Configure ElasticSearch ILM policies (data retention policies) and Index templates (data model) for Fluentd logs #107

ricsanfre · 2023-02-25T13:07:17Z

Enhancement Request

Apply logs retention policies through the configuration of Elasticsearh Index Lifecycle Management policies.
Use index template for fluentd logs, so mappings can be configured (data types, indexing parameters, etc.)

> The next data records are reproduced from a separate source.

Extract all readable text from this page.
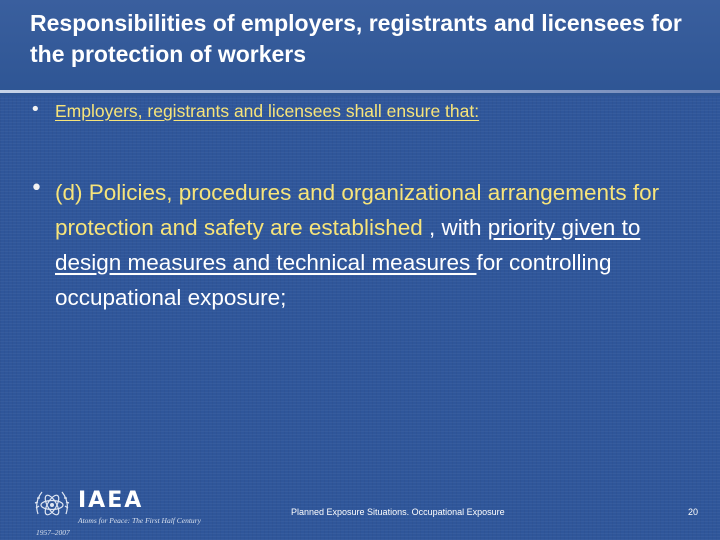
Responsibilities of employers, registrants and licensees for the protection of workers
• Employers, registrants and licensees shall ensure that:
• (d) Policies, procedures and organizational arrangements for protection and safety are established , with priority given to design measures and technical measures for controlling occupational exposure;
IAEA
Atoms for Peace: The First Half Century
1957–2007
Planned Exposure Situations. Occupational Exposure	20
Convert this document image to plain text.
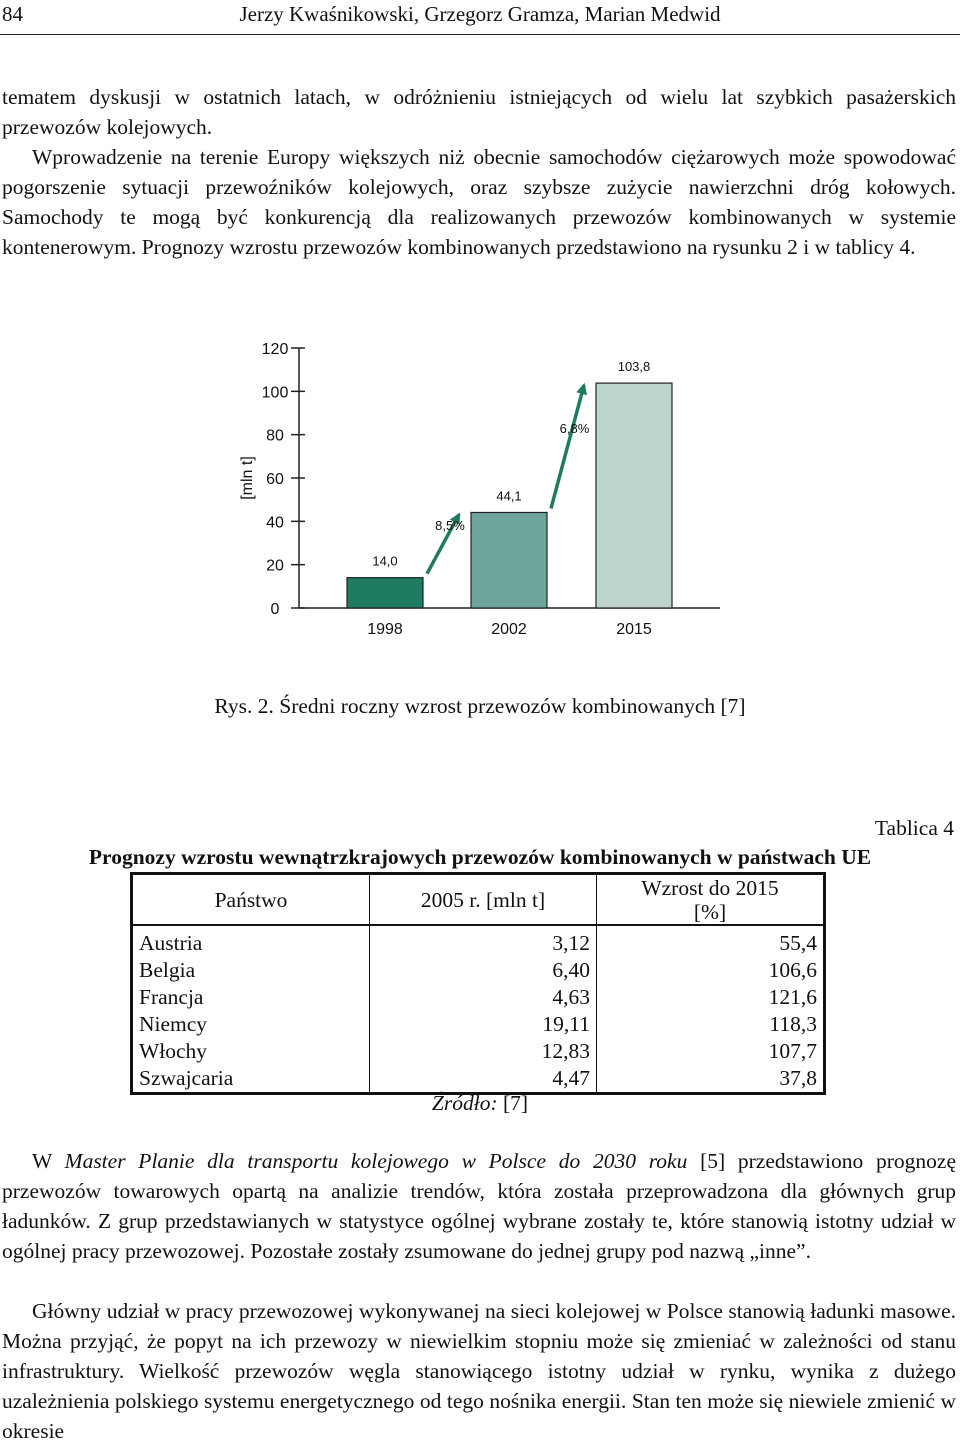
84	Jerzy Kwaśnikowski, Grzegorz Gramza, Marian Medwid

tematem dyskusji w ostatnich latach, w odróżnieniu istniejących od wielu lat szybkich pasażerskich przewozów kolejowych.

Wprowadzenie na terenie Europy większych niż obecnie samochodów ciężarowych może spowodować pogorszenie sytuacji przewoźników kolejowych, oraz szybsze zużycie nawierzchni dróg kołowych. Samochody te mogą być konkurencją dla realizowanych przewozów kombinowanych w systemie kontenerowym. Prognozy wzrostu przewozów kombinowanych przedstawiono na rysunku 2 i w tablicy 4.

[mln t]
0
20
40
60
80
100
120
14,0
1998
44,1
2002
103,8
2015
8,5%
6,8%
Rys. 2. Średni roczny wzrost przewozów kombinowanych [7]
Tablica 4
Prognozy wzrostu wewnątrzkrajowych przewozów kombinowanych w państwach UE
Państwo	2005 r. [mln t]	Wzrost do 2015
[%]

Austria	3,12	55,4
Belgia	6,40	106,6
Francja	4,63	121,6
Niemcy	19,11	118,3
Włochy	12,83	107,7
Szwajcaria	4,47	37,8
Źródło: [7]

W Master Planie dla transportu kolejowego w Polsce do 2030 roku [5] przedstawiono prognozę przewozów towarowych opartą na analizie trendów, która została przeprowadzona dla głównych grup ładunków. Z grup przedstawianych w statystyce ogólnej wybrane zostały te, które stanowią istotny udział w ogólnej pracy przewozowej. Pozostałe zostały zsumowane do jednej grupy pod nazwą „inne”.

Główny udział w pracy przewozowej wykonywanej na sieci kolejowej w Polsce stanowią ładunki masowe. Można przyjąć, że popyt na ich przewozy w niewielkim stopniu może się zmieniać w zależności od stanu infrastruktury. Wielkość przewozów węgla stanowiącego istotny udział w rynku, wynika z dużego uzależnienia polskiego systemu energetycznego od tego nośnika energii. Stan ten może się niewiele zmienić w okresie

Index Lifecycle Management (ILM) to automate the management of indices, and setting retention policies.

References

Implementation Details

Fluend elastic-search-plugin already support ILM and Index templates configuration: See plugin FAQ

ricsanfre · 2023-03-11T12:34:28Z

Fluentd elasticsearch plugin ILM and index templates configuration

Fluentd-elasticsearch plugin supports the creation of index templates and ILM policies associated to them during the process of creating a new index in ES.

See FAQ - Enable ILM

Installing dependencies: elasticsearch-xpack

In order to enable ILM in fluend-elasticsearch-plugin, elasticsearch-xpack gem need to be installed. Fluentd-aggregator docker image need to be updated:

ARG BASE_IMAGE=fluent/fluentd:v1.15.3-debian-1.2

FROM $BASE_IMAGE

# UPDATE BASE IMAGE WITH PLUGINS

# Use root account to use apk
USER root

RUN buildDeps="sudo make gcc g++ libc-dev" \
 && apt-get update \
 && apt-get install -y --no-install-recommends $buildDeps \
 && sudo gem install fluent-plugin-elasticsearch  \
 && sudo gem install elasticsearch-xpack \
 && sudo gem install fluent-plugin-prometheus \
 && sudo gem install fluent-plugin-record-modifier \
 && sudo gem install fluent-plugin-grafana-loki \
 && sudo gem sources --clear-all \
 && SUDO_FORCE_REMOVE=yes \
    apt-get purge -y --auto-remove \
                  -o APT::AutoRemove::RecommendsImportant=false \
                  $buildDeps \
 && rm -rf /var/lib/apt/lists/* \
 && rm -rf /tmp/* /var/tmp/* /usr/lib/ruby/gems/*/cache/*.ge

# COPY AGGREGATOR CONF FILES
COPY ./conf/fluent.conf /fluentd/etc/
COPY ./conf/forwarder.conf /fluentd/etc/
COPY ./conf/prometheus.conf /fluentd/etc/

# COPY entry
COPY entrypoint.sh /fluentd/entrypoint.sh

# Environment variables
ENV FLUENTD_OPT=""

# Run as fluent user. Do not need to have privileges to access /var/log directory
USER fluent
ENTRYPOINT ["tini",  "--", "/fluentd/entrypoint.sh"]
CMD ["fluentd"]

When building this new docker image the following warning appear:

WARNING: This library is deprecated
The API endpoints currently living in elasticsearch-xpack will be moved into elasticsearch-api in version 8.0.0 and forward. You should be able to keep using elasticsearch-xpack and the xpack namespace in 7.x. We're running the same tests in elasticsearch-xpack, but if you encounter any problems, please let us know in this issue: elastic/elasticsearch-ruby#1274

Currently the plugin does not support elasticsearch-api and elasticsearh-xpack need to be used. See uken/fluent-plugin-elasticsearch#937

Configuring fluentd es output

Following the example of configuring the plugin using ILM fixed index names, not using logstash format and not creating a new index per day, and dynamic index template configuration

      <match **>
        @type elasticsearch
        @id out_es
        @log_level info
        include_tag_key true
        host "#{ENV['FLUENT_ELASTICSEARCH_HOST']}"
        port "#{ENV['FLUENT_ELASTICSEARCH_PORT']}"
        scheme http
        user "#{ENV['FLUENT_ELASTICSEARCH_USER'] || use_default}"
        password "#{ENV['FLUENT_ELASTICSEARCH_PASSWORD'] || use_default}"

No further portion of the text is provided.